Changes related to optimizing Principal Feature Selection.

  • Made it easy to change PFS' default learning parameters.
  • Changed PFS' default learning parameters (learning rate is now 0.005 and epsilon 1e-04)
  • Adding a seed parameter to PFS' fit for reproducibility.

To globally change the learning rate to 0.003, change Adam's epsilon to 1e-5, and the number of epochs to 25, do

from kxy.misc.tf import set_default_parameter
set_default_parameter('lr', 0.003)
set_default_parameter('epsilon', 1e-5)
set_default_parameter('epochs', 25)

To change the number epochs for a single iteration of PFS, use the epochs argument of the fit method of your PFS object.
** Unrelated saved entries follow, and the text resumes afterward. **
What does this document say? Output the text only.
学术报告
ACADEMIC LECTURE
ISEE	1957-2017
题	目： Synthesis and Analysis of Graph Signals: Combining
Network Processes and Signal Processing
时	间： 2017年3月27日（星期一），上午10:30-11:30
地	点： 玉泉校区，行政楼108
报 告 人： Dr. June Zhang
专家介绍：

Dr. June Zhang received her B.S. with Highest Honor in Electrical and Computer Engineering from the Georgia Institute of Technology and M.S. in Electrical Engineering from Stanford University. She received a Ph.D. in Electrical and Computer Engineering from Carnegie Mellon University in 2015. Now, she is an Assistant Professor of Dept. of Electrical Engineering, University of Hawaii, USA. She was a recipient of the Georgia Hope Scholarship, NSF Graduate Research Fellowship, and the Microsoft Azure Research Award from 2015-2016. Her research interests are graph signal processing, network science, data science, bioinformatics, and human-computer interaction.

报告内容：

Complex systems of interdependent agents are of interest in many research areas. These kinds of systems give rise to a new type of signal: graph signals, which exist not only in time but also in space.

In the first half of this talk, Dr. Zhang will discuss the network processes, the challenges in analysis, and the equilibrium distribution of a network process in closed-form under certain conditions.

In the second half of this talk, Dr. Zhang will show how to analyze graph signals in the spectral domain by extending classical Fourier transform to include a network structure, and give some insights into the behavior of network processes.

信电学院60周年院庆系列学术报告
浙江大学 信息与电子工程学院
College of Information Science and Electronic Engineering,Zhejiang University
The fit method now also has a seed parameter you may use to make the PFS implementation deterministic.

Example:

from kxy.pfs import PFS
selector = PFS()
selector.fit(x, y, epochs=25, seed=123)

Alternatively, you may also use the kxy.misc.tf.set_seed method to make PFS deterministic.

v.1.4.6 Changes

Minor PFS improvements.

  • Adding more (robust) mutual information loss functions.
  • Exposing the learned total mutual information between principal features and target as an attribute of PFS.
  • Exposing the number of epochs as a parameter of PFS' fit.